At lower concentrations, the nanoplastics did not cause immediate toxicity. But when exposure levels increased, researchers observed changes in cell shape, survival and regulation. According to the authors, these disruptions suggest that higher nanoplastic burdens could interfere with the kidney’s ability to maintain healthy cell function.
The effects were not uniform. The degree of cellular disruption depended on particle size, concentration and polymer type. Some combinations triggered measurable changes even at relatively lower doses, while others showed effects only at higher concentrations. This variability highlights the complexity of assessing potential health risks from nanoplastics, the researchers noted.
Because the kidneys play a central role in filtering blood and removing waste, sustained damage to kidney cells could theoretically impair filtration efficiency over time. The authors caution, however, that their findings are based on in vitro experiments, not studies in people or animals. The research does not establish how much nanoplastic exposure occurs in daily life or whether typical environmental exposures reach levels shown to harm cells in the lab.
The study adds to a growing body of research exploring how microscopic plastic particles interact with human tissues. While microplastics are generally defined as particles smaller than 5 millimeters, nanoplastics are far smaller and may behave differently in biological systems due to their size and surface properties.
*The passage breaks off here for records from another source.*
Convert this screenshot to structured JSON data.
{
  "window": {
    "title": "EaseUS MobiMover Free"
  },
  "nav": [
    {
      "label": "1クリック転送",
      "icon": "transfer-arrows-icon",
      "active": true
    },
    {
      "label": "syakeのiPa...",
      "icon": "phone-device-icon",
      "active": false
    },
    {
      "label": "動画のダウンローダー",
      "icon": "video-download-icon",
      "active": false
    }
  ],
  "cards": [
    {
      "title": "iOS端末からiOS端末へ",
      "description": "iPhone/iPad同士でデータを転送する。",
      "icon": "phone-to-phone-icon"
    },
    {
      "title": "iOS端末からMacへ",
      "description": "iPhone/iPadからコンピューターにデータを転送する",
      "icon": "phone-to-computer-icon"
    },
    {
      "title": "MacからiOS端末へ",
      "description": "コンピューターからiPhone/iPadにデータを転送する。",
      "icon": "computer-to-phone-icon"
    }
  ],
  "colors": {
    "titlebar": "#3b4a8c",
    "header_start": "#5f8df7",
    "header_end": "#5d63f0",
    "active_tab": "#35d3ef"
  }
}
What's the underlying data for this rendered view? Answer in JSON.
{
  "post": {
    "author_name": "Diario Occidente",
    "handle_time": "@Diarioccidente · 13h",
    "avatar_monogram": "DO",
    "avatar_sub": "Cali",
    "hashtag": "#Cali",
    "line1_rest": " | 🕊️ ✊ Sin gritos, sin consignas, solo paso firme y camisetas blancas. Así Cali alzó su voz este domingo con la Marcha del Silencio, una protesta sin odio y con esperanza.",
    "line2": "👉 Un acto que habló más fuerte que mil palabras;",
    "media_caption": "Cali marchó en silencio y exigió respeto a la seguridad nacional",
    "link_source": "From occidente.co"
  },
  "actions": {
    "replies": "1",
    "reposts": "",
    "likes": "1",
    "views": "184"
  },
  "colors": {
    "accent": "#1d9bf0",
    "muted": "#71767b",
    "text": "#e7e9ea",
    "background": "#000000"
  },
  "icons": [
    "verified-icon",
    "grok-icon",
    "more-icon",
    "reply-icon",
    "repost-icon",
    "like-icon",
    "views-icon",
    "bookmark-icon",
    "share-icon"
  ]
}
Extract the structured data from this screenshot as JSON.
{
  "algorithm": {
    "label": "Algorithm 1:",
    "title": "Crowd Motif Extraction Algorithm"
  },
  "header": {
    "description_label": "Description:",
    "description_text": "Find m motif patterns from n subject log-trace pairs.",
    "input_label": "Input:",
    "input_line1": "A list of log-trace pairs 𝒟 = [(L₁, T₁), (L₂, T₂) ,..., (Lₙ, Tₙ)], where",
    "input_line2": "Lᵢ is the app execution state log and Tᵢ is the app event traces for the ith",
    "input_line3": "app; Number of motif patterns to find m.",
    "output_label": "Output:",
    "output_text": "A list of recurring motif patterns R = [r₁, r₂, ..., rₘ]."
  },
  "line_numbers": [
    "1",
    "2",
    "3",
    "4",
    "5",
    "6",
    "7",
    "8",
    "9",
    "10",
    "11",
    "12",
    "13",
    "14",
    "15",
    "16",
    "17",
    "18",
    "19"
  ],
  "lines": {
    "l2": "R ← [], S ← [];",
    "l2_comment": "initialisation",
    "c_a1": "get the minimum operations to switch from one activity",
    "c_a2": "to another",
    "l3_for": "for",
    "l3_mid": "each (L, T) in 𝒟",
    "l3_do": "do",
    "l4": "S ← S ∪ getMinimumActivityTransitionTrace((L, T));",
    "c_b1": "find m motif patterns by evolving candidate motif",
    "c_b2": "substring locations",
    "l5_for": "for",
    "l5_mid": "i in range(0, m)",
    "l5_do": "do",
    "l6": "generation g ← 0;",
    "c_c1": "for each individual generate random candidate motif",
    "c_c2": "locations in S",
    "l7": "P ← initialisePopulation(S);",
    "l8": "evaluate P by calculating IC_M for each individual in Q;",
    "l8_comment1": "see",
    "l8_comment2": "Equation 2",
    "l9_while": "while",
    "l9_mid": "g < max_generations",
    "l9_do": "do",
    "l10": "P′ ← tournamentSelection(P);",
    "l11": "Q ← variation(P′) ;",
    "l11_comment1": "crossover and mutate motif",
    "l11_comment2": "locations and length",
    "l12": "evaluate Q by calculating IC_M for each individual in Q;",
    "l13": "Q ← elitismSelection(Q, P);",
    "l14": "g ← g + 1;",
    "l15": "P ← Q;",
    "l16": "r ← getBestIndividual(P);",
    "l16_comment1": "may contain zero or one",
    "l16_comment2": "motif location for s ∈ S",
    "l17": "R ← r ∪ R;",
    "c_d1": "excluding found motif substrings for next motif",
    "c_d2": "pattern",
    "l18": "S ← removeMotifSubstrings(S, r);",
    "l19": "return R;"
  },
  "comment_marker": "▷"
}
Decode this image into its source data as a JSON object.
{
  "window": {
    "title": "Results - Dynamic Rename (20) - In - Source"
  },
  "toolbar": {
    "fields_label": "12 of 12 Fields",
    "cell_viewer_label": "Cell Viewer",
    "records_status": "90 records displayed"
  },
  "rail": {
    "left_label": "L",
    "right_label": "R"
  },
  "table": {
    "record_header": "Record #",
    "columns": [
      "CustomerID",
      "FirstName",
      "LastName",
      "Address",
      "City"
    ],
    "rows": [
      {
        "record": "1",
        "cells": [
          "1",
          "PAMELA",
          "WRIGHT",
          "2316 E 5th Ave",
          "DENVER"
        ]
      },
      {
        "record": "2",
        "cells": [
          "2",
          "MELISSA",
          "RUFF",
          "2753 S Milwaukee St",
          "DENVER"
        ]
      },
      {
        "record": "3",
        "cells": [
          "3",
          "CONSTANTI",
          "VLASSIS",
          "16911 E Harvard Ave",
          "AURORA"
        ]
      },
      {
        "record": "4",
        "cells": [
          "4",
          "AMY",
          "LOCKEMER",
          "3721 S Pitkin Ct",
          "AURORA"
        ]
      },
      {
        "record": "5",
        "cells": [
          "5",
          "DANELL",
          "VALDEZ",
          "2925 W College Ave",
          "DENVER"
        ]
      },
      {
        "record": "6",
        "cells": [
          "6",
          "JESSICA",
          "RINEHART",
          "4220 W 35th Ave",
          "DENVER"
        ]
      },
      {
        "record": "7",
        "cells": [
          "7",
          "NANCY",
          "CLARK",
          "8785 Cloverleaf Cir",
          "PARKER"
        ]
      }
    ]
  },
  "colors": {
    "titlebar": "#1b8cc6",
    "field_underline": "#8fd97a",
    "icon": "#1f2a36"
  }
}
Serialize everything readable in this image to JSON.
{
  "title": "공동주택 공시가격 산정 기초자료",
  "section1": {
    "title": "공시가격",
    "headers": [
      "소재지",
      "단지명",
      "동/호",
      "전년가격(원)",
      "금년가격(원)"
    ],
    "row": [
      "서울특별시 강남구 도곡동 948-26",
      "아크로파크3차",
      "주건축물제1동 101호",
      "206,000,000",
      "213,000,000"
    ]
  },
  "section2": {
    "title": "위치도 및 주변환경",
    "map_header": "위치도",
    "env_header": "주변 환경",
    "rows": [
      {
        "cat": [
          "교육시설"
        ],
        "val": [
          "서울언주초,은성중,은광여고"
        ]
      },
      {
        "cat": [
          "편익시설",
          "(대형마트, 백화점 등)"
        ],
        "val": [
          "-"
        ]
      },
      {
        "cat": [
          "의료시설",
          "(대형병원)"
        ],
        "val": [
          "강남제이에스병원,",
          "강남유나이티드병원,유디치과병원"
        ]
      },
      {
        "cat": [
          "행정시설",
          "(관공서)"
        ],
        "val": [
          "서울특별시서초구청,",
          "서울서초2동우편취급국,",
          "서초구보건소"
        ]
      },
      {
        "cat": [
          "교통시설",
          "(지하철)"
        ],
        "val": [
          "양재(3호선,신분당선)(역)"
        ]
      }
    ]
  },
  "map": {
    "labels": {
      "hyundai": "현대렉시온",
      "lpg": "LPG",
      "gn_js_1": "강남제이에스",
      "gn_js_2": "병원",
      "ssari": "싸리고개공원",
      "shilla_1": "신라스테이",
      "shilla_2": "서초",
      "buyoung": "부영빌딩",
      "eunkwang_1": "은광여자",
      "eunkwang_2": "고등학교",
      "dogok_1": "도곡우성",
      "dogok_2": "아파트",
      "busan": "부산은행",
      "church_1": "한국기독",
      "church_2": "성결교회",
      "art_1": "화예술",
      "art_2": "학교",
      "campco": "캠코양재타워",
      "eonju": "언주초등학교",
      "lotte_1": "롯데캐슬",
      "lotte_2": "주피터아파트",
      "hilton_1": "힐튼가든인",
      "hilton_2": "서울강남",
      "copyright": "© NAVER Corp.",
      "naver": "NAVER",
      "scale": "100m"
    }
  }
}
The researchers emphasize that additional long-term studies are needed to understand how nanoplastics move through the body, whether they accumulate in organs and how real-world exposure compares with laboratory conditions. They also point to the need to examine potential downstream effects, including DNA damage and broader impacts on organ function.
Kidney disease already affects an estimated 1 in 7 adults in Australia, often driven by conditions such as diabetes and high blood pressure. While the new findings do not suggest nanoplastics are a known cause of kidney disease, they highlight an emerging area of environmental health research that warrants closer investigation.
For now, experts say the results should be viewed as an early warning signal rather than evidence of direct harm. The study helps clarify how nanoplastics can interact with kidney cells under extreme conditions, but it does not yet answer how those findings translate to everyday exposure from food, water or the environment.
This research was supported by the Australian Research Council Future Fellowship, the Flinders Foundation and the Flinders Medical Centre Renal Research Fund.